A democratização do Estado não é algo que ocorre após existir nele uma democracia, mas algo que vem antes dela ser concebida, em termos concretos! E, enquanto não se termina o processo de democratização, temos tão somente e apenas uma ditadura. É matemática, sociológica e politicamente impossível se democratizar uma democracia!

A grande mídia, aliada ao sistema educacional organizado e fiscalizado pelo Estado, é instrumento para a manipulação das mentes menos conscientes, conforme intelectuais como Perseu Abramo, José Arbex Jr., Altamiro Borges (“A ditadura da mídia”) e até Antonio Gramsci. Formação da subjetividade, como afirmam nossos amigos psicólogos.

[ http://www.pol.org.br/pol/export/sites/default/pol/publicacoes/publicacoesDocumentos/livro_midiapsicologia_final_web.pdf ]

Assim, esta oligarquia autoritária explora facilmente a classe trabalhadora, mantendo-a alienada da realidade que determina sua vida, seu salário, seu consumo, seu imposto, seu voto, etc.
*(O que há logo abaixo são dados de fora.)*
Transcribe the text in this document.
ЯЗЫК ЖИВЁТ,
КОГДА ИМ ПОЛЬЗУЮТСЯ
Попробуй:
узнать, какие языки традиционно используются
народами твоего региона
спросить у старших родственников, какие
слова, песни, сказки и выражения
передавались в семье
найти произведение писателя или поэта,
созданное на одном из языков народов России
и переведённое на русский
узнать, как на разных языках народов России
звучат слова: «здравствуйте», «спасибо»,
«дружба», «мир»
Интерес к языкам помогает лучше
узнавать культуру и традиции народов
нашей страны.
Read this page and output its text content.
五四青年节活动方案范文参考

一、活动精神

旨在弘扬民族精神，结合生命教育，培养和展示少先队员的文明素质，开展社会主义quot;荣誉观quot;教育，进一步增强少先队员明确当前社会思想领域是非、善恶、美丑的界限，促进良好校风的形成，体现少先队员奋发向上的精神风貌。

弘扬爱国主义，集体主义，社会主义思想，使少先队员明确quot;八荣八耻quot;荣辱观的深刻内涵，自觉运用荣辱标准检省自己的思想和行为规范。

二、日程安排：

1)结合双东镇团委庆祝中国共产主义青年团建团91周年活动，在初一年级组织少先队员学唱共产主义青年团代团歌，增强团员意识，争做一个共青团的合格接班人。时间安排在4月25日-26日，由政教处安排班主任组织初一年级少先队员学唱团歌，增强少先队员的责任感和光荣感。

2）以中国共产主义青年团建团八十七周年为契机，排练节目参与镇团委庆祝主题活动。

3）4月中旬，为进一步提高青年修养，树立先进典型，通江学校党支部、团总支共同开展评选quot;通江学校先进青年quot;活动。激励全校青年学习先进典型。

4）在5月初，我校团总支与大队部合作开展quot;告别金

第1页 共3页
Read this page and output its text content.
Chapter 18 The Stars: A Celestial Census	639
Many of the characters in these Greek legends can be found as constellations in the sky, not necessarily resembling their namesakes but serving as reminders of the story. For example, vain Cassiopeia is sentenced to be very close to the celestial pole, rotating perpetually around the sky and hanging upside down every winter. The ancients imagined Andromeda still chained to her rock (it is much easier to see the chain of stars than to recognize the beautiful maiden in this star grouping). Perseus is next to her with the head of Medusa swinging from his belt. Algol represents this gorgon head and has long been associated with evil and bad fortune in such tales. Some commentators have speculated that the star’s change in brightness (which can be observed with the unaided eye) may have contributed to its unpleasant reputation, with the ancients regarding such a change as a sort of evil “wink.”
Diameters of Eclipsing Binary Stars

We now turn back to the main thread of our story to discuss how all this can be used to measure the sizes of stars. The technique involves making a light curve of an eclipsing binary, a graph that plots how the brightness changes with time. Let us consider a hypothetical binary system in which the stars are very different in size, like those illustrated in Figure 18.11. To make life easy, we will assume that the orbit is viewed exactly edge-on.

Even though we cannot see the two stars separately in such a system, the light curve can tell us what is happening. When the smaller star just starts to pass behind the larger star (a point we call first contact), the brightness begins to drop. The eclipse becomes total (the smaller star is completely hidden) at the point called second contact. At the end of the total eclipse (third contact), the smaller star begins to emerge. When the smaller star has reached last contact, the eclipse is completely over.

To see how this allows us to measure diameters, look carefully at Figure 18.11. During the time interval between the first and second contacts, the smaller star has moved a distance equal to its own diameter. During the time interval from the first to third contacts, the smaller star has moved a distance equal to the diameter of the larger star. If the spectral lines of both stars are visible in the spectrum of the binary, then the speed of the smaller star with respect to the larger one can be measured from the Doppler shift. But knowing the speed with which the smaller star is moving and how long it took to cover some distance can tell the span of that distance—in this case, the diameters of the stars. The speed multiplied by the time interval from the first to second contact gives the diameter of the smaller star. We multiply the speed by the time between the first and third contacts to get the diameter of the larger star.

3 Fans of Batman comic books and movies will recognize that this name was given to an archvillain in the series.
Presa num mundo virtual, numa matriz do pensamento único, tão bem apresentada no filme “Matrix”.

Assim é que se cria o analfabeto político, descrito por Bertolt Brecht. E, num país com 74 % de analfabetos e semi-analfabetos, isto não é uma tarefa muito difícil, e acaba atingindo até mesmo os 26 % que conhecem plenamente o idioma.

Então, surgem raras pessoas como Ivana Bentes que nos exortam a questionarmos os conceitos e reciclá-los, pois nos trouxeram até aqui aqueles que jamais nos levarão a um mundo melhor que queremos construir. [ http://www.lestemais.com.br/colunistas.asp?id_noticia=2655 ]

Eu reescreveria o texto em epígrafe de uma forma diferente:

“Está em crise a forma de produzir notícias, a forma de construção da opinião pública. E é natural que a dimensão da crise que afeta a mídia, reflita, nas mesmas dimensões, na plutocracia cleptocracia e corporocracia simultaneamente existentes como forma de governo real. Afinal, a mídia é fundamental na sua sustentação, através das quais os mais ricos dominam o Brasil. Ao ler alguns órgãos da imprensa, pode-se ter a impressão que a Ditadura do Poder Econômico avança e não retrocede entre nós, que estamos à beira de uma convulsão social, de uma luta armada, como foi 40 anos atrás, ao invés de um processo – lento, mas claro – de democratização da sociedade brasileira!”

A relevância desta análise conceitual é justificada por promover uma diferença entre:

(a) nossa decepção com o sistema de governo atual, condenando a democracia como algo inútil, falido ou impossível, levando-nos à frustração e ao desânimo;

(b) e a conscientização da necessidade de concentrarmos nossos esforços para mudar o sistema atual, visando construir a democracia que conhecemos apenas na teoria, mas não existe de fato, reconhecendo que vivermos tanto tempo hipnotizados, considerando que a ditadura atual fosse uma democracia de fato.

Brindemos à maravilhosa celebração dialética da vida, em sua constante dinâmica, expansão e mutabilidade, sempre exigindo de todos nós, um salto em direção ao novo. Uma simples atualização! Ou um aparentemente sofisticado “up-grade”, como dizem os súditos idiomáticos do maior país terrorista da face da Terra.